Your flashlight application or specific purpose will determine the preferred size. Key-chain size, or something slightly larger for a backpack. For more powerful applications, size will increase, although today’s technology has packed brighter illumination into smaller packages. The multi-million candlepower lights are about the biggest size you will encounter. Although they can be held with one hand, you will pay the price with their weight and size.

Spot or Flood Beam Type

A spotlight will narrowly focus the beam and will reach further with brighter object illumination. The angle of the beam will vary depending on the reflector design – some of which are variable, allowing you to adjust it or zoom in and out. A flood light will widely light up an area for general purpose, closer lighting purposes. There are use-case scenarios for both types.

Bulb type

Common flashlight bulb types include LED, halogen, or xenon. They each serve a purpose and have their own trade-offs.
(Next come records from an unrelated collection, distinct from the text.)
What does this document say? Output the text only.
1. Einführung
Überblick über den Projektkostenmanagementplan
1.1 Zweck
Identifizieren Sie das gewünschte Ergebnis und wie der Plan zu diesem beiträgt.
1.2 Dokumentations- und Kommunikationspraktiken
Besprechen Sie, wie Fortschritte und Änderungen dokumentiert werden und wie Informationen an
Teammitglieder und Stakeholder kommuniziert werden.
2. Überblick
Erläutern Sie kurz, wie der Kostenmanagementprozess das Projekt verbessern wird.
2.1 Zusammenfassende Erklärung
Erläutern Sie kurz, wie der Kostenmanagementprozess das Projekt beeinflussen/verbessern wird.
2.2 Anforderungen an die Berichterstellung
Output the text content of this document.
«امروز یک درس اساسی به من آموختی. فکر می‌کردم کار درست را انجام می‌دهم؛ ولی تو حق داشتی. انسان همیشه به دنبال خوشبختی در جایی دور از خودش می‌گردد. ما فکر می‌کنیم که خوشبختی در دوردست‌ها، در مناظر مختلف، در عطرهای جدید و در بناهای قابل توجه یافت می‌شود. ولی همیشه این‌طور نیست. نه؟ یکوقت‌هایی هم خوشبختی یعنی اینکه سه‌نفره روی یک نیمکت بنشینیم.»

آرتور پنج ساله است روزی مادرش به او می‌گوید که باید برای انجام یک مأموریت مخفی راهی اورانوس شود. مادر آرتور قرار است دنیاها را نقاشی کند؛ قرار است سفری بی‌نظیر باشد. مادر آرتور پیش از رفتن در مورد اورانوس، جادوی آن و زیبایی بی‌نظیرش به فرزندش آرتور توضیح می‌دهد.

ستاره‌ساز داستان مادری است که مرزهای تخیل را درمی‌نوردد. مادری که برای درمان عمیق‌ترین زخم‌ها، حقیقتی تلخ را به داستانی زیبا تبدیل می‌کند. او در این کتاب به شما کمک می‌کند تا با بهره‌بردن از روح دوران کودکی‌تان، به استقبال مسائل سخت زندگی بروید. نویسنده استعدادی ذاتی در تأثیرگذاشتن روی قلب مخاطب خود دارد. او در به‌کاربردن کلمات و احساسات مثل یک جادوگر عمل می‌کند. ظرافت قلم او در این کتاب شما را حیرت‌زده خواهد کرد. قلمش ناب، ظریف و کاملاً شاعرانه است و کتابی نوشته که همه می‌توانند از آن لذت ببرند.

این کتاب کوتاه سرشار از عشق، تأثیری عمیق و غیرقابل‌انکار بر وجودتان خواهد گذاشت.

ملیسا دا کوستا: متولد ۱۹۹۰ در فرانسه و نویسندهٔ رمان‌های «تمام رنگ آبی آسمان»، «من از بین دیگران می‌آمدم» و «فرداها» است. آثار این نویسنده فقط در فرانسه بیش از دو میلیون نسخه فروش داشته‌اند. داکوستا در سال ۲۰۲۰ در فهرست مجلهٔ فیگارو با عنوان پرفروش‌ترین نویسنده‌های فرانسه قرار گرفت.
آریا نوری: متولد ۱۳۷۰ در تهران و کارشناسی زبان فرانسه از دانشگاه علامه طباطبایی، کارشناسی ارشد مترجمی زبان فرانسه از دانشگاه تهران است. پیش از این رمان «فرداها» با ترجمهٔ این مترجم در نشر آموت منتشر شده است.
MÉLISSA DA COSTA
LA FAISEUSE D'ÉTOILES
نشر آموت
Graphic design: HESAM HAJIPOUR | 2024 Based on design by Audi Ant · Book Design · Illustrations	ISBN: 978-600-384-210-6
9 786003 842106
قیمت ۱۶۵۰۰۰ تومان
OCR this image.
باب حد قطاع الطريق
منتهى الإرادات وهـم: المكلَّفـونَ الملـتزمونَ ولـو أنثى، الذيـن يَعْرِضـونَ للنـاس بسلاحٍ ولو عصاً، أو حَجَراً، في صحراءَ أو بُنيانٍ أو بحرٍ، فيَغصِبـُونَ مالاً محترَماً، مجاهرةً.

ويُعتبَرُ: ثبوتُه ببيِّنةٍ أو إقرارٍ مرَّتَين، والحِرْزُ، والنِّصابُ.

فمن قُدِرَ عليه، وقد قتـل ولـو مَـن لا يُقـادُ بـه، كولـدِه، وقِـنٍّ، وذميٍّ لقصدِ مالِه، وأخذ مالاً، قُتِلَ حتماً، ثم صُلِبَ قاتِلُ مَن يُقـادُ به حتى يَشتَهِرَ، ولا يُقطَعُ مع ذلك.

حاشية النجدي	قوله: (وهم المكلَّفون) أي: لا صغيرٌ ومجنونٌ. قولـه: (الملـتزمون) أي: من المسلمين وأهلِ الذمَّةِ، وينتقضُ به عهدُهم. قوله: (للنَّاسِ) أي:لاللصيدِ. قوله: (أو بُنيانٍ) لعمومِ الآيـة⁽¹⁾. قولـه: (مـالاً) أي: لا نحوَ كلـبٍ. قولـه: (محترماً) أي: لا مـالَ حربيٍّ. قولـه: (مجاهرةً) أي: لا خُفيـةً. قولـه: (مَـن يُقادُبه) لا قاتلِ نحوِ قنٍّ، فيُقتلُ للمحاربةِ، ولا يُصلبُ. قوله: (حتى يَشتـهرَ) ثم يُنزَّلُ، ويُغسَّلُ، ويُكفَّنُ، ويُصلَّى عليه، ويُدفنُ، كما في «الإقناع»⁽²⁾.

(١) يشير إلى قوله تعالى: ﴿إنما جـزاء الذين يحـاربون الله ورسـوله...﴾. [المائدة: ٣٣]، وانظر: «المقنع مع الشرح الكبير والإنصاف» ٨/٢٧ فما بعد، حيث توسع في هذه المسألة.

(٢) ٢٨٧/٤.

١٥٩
LED flashlight technology has come a long way over recent years and there are many very bright LED flashlights available. LED (Light Emitting Diode) technology is extremely power efficient and will run for very long periods before requiring a battery change or recharge. Personally, I prefer LED flashlights for nearly all of my normal applications.

However, if extremely bright light is desired, other bulb types such as halogen, xenon, and others can produce brighter light. The penalty you pay for other bulb types is that of power consumption and battery life.


There is no best survival flashlight because it really does depend on its specific purpose, which will vary because of that fact. Having said that, keep in mind the criteria listed here, which should help you think about options. Also, the general rule that I always follow when purchasing any product is, ‘You get what you pay for‘. In other words, the better ‘stuff’ usually costs more money. In some instances, this will not matter to you, but in other instances, it will.